From my understanding in the OLS we optimize the regression based on individually picked values, so for each $x_i$. However, in the ORM the optimization is not made for some fixed $x_i$ value. Is this the correct reason, or is there something else?

It's not true that, with OLS, only the dependent variable, $$Y$$, is random. In fact, both can be random variables, however OLS is centered on minimizing the mean squared deviation between $$Y$$ and $$X\beta$$, conditioned on the variable $$X$$. That is, if your equation is $$Y = X\beta + e$$ where $$e$$ is a vector of IID components, then the least squares problem is to find the vector $$X$$ such that $$\mathbb{E}[(Y- X\beta)^2\mid X]$$ is minimized.

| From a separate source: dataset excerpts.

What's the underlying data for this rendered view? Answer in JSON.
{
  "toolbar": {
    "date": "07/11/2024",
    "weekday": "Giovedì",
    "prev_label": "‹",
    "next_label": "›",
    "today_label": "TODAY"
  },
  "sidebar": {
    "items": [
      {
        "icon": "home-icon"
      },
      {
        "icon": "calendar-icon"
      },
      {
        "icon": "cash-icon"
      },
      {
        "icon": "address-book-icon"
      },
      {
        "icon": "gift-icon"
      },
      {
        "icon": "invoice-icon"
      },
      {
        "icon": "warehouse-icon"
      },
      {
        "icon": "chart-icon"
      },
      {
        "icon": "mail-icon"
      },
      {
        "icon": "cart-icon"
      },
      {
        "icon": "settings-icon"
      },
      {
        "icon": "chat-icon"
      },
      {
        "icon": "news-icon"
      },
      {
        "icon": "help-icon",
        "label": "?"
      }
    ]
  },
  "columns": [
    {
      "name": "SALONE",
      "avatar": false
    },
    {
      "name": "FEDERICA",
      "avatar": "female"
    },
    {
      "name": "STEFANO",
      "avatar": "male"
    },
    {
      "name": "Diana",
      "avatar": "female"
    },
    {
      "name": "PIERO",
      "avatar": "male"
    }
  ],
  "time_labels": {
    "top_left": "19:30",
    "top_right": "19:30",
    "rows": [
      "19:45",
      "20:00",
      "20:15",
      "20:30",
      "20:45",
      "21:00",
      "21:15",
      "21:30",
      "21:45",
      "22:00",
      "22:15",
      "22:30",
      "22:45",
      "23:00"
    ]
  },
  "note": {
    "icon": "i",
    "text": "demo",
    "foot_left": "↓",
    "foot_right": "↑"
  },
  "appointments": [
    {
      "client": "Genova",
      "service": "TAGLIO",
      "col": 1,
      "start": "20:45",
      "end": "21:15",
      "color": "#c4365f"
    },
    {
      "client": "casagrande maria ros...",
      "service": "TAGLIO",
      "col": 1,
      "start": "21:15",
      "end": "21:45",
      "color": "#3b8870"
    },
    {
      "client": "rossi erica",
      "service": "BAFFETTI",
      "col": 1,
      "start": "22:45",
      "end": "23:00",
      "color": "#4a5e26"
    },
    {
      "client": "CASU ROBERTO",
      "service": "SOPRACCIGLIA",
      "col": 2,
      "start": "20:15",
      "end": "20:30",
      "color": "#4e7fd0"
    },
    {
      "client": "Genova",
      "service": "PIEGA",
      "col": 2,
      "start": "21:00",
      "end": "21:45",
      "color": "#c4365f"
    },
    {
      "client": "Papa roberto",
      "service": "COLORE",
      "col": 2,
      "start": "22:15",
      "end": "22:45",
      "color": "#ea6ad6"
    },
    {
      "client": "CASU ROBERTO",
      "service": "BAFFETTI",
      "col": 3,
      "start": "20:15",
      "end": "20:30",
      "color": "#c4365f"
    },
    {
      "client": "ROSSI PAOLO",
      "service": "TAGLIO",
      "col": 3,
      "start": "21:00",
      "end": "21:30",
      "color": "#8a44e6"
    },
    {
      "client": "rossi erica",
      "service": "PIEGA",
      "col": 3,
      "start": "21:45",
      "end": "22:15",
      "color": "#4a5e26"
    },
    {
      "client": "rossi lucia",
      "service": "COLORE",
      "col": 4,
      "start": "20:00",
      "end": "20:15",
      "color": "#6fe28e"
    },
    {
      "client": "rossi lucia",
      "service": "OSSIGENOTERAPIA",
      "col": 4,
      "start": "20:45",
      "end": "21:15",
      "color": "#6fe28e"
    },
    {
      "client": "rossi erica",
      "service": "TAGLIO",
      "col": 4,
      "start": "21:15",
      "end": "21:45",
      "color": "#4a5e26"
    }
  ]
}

In this sense, we can often "treat" the random variable $$X$$ as being "non-random", since we can pull it out of the operator $$\mathbb{E}[ \cdot \mid X]$$, however it still can be a random variable.
ORM has to do with dealing with cases where both $$X$$ and $$Y$$ contain measurment error. That is, when $$X = X + \epsilon$$ and $$Y = y + \mu$$ where $$x,y$$ are unknown fixed constants and $$\epsilon, \mu$$ are independent random variables.